Pfingstmontag-Messerattacke – Wolfsburger Opfer ist tot

Wolfsburg  Ein 47-jähriger soll in Wolfsburg seine 45 Jahre alte Ex-Partnerin niedergestochen haben. Einzige Augenzeugin war wohl ihr gemeinsames Kind (10).

In diesem Haus in der Straße „An der Teichbreite“ ereignete sich die Tat.

In diesem Haus in der Straße „An der Teichbreite“ ereignete sich die Tat.

Foto: LARS LANDMANN / regios24

Die 45-jährige Frau, die in Wolfsburg am Pfingstmontag in einer Wohnung im Stadtteil Teichbreite mutmaßlich von ihrem Noch-Ehemann niedergestochen wurde, ist verstorben. Dies teilte die Staatsanwaltschaft Braunschweig am Mittwochnachmittag auf Nachfrage unserer Redaktion mit.

Die Frau wurde am späten Montagabend in einer Blutlache liegend im Treppenhaus ihres Wohnhauses in der Straße An der Teichbreite von ihren Nachbarn aufgefunden, die den Notruf alarmierten. Rettungssanitäter und der Notarzt die Erstversorgung. Als diese die Frau stabilisieren konnten, wurde sie umgehend ins Klinikum transportiert und dort in den Schockraum verlegt.

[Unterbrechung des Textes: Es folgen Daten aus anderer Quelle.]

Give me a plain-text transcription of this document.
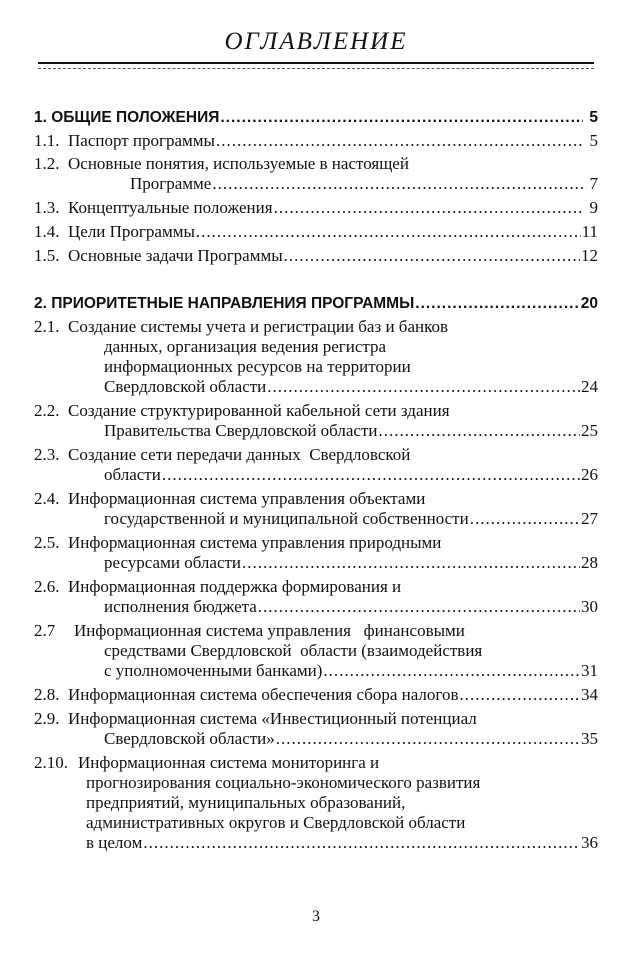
ОГЛАВЛЕНИЕ
1. ОБЩИЕ ПОЛОЖЕНИЯ .....	5
1.1. Паспорт программы .....	5
1.2. Основные понятия, используемые в настоящей
Программе .....	7
1.3. Концептуальные положения .....	9
1.4. Цели Программы .....	11
1.5. Основные задачи Программы .....	12
2. ПРИОРИТЕТНЫЕ НАПРАВЛЕНИЯ ПРОГРАММЫ .....	20
2.1. Создание системы учета и регистрации баз и банков
данных, организация ведения регистра
информационных ресурсов на территории
Свердловской области .....	24
2.2. Создание структурированной кабельной сети здания
Правительства Свердловской области .....	25
2.3. Создание сети передачи данных  Свердловской
области .....	26
2.4. Информационная система управления объектами
государственной и муниципальной собственности .....	27
2.5. Информационная система управления природными
ресурсами области .....	28
2.6. Информационная поддержка формирования и
исполнения бюджета .....	30
2.7	Информационная система управления   финансовыми
средствами Свердловской  области (взаимодействия
с уполномоченными банками) .....	31
2.8. Информационная система обеспечения сбора налогов .....	34
2.9. Информационная система «Инвестиционный потенциал
Свердловской области» .....	35
2.10. Информационная система мониторинга и
прогнозирования социально-экономического развития
предприятий, муниципальных образований,
административных округов и Свердловской области
в целом .....	36
3
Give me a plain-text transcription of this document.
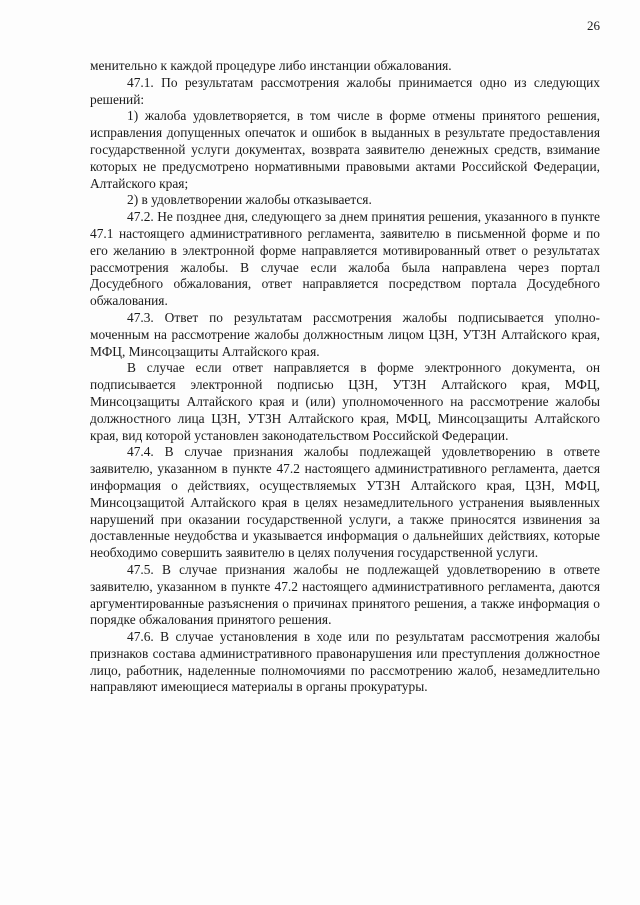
26

менительно к каждой процедуре либо инстанции обжалования.

47.1. По результатам рассмотрения жалобы принимается одно из следующих решений:

1) жалоба удовлетворяется, в том числе в форме отмены принятого решения, исправления допущенных опечаток и ошибок в выданных в результате предоставления государственной услуги документах, возврата заявителю денежных средств, взимание которых не предусмотрено нормативными правовыми актами Российской Федерации, Алтайского края;

2) в удовлетворении жалобы отказывается.

47.2. Не позднее дня, следующего за днем принятия решения, указанного в пункте 47.1 настоящего административного регламента, заявителю в письменной форме и по его желанию в электронной форме направляется мотивированный ответ о результатах рассмотрения жалобы. В случае если жалоба была направлена через портал Досудебного обжалования, ответ направляется посредством портала Досудебного обжалования.

47.3. Ответ по результатам рассмотрения жалобы подписывается уполномоченным на рассмотрение жалобы должностным лицом ЦЗН, УТЗН Алтайского края, МФЦ, Минсоцзащиты Алтайского края.

В случае если ответ направляется в форме электронного документа, он подписывается электронной подписью ЦЗН, УТЗН Алтайского края, МФЦ, Минсоцзащиты Алтайского края и (или) уполномоченного на рассмотрение жалобы должностного лица ЦЗН, УТЗН Алтайского края, МФЦ, Минсоцзащиты Алтайского края, вид которой установлен законодательством Российской Федерации.

47.4. В случае признания жалобы подлежащей удовлетворению в ответе заявителю, указанном в пункте 47.2 настоящего административного регламента, дается информация о действиях, осуществляемых УТЗН Алтайского края, ЦЗН, МФЦ, Минсоцзащитой Алтайского края в целях незамедлительного устранения выявленных нарушений при оказании государственной услуги, а также приносятся извинения за доставленные неудобства и указывается информация о дальнейших действиях, которые необходимо совершить заявителю в целях получения государственной услуги.

47.5. В случае признания жалобы не подлежащей удовлетворению в ответе заявителю, указанном в пункте 47.2 настоящего административного регламента, даются аргументированные разъяснения о причинах принятого решения, а также информация о порядке обжалования принятого решения.

47.6. В случае установления в ходе или по результатам рассмотрения жалобы признаков состава административного правонарушения или преступления должностное лицо, работник, наделенные полномочиями по рассмотрению жалоб, незамедлительно направляют имеющиеся материалы в органы прокуратуры.
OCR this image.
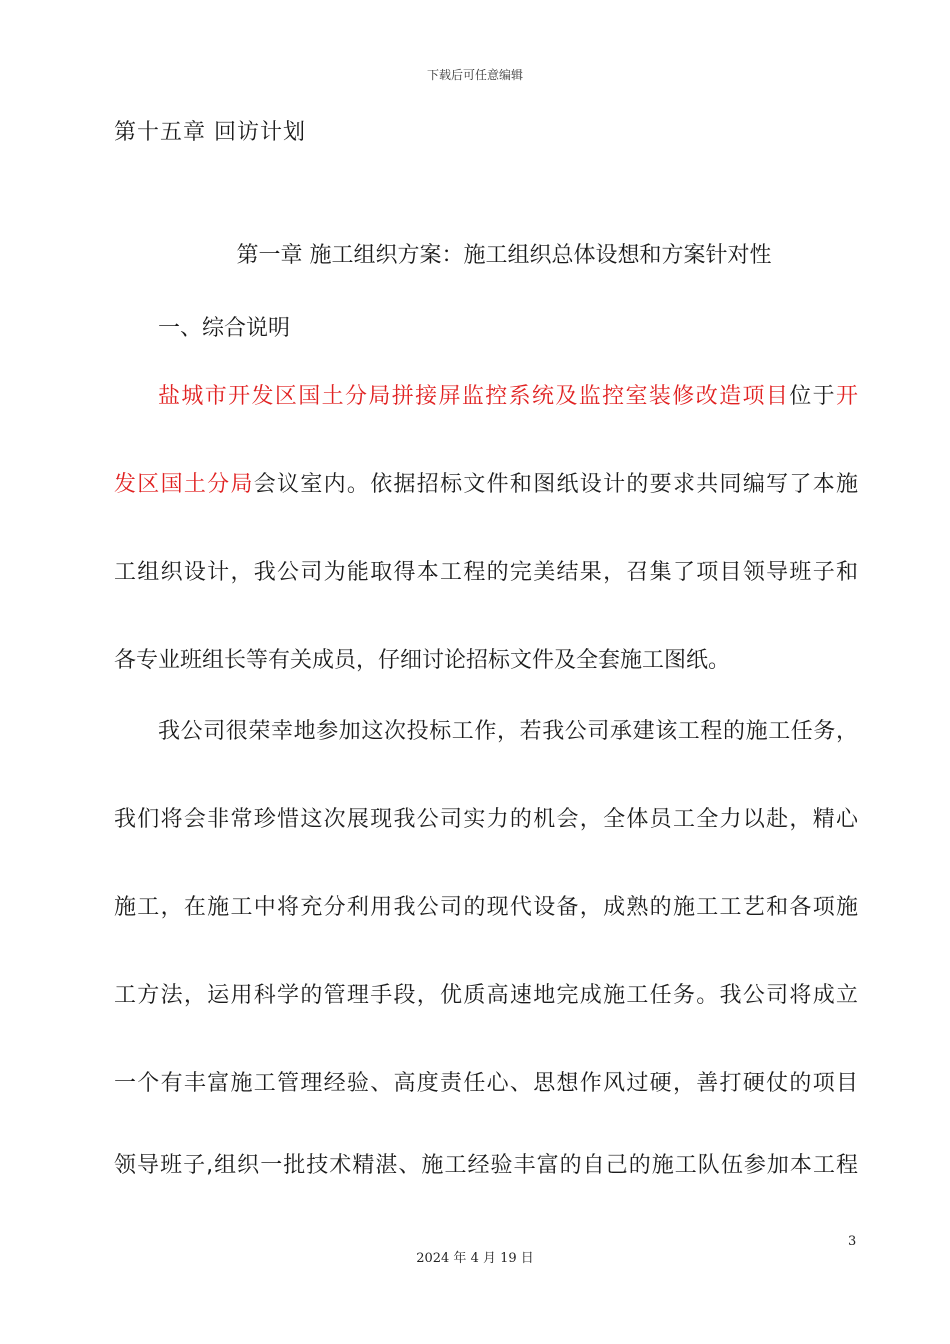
下载后可任意编辑
第十五章 回访计划
第一章 施工组织方案：施工组织总体设想和方案针对性
一、综合说明
盐城市开发区国土分局拼接屏监控系统及监控室装修改造项目位于开
发区国土分局会议室内。依据招标文件和图纸设计的要求共同编写了本施
工组织设计，我公司为能取得本工程的完美结果，召集了项目领导班子和
各专业班组长等有关成员，仔细讨论招标文件及全套施工图纸。
我公司很荣幸地参加这次投标工作，若我公司承建该工程的施工任务，
我们将会非常珍惜这次展现我公司实力的机会，全体员工全力以赴，精心
施工，在施工中将充分利用我公司的现代设备，成熟的施工工艺和各项施
工方法，运用科学的管理手段，优质高速地完成施工任务。我公司将成立
一个有丰富施工管理经验、高度责任心、思想作风过硬，善打硬仗的项目
领导班子,组织一批技术精湛、施工经验丰富的自己的施工队伍参加本工程
3
2024 年 4 月 19 日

Die Ärzte auf der Intensivstation kämpften bis gestern um ihr Leben. Laut Christian Wolters, Sprecher der Staatsanwaltschaft, wurde der Frau bei der Tat mit einem Messer in den Oberkörper im Bereich des Herzens gestochen. „Sie erlitt durch die schwere Verletzung einen hohen Blutverlust. Ihr Leichnam wird nun von einem Rechtsmediziner obduziert, um die genaue Todesursache zu klären.“

Es gilt die Unschuldsvermutung, doch es gibt genau nur einen einzigen Tatverdächtigen, der sich am Tatort widerstandslos von der Polizei verhaften ließ: den Ex-Partner der Toten – das Paar lebte getrennt. Der 47-Jährige wurde am Dienstagnachmittag dem Haftrichter am Amtsgericht Wolfsburg vorgeführt, der unter anderem wegen Fluchtgefahr Haftbefehl erließ. Der mutmaßliche Messerstecher sitzt nun in Untersuchungshaft. 23 Stunden am Tag ist er nun in der Zelle eingeschlossen, eine Stunde am Tag darf er zum Hofgang raus und Luft schnappen.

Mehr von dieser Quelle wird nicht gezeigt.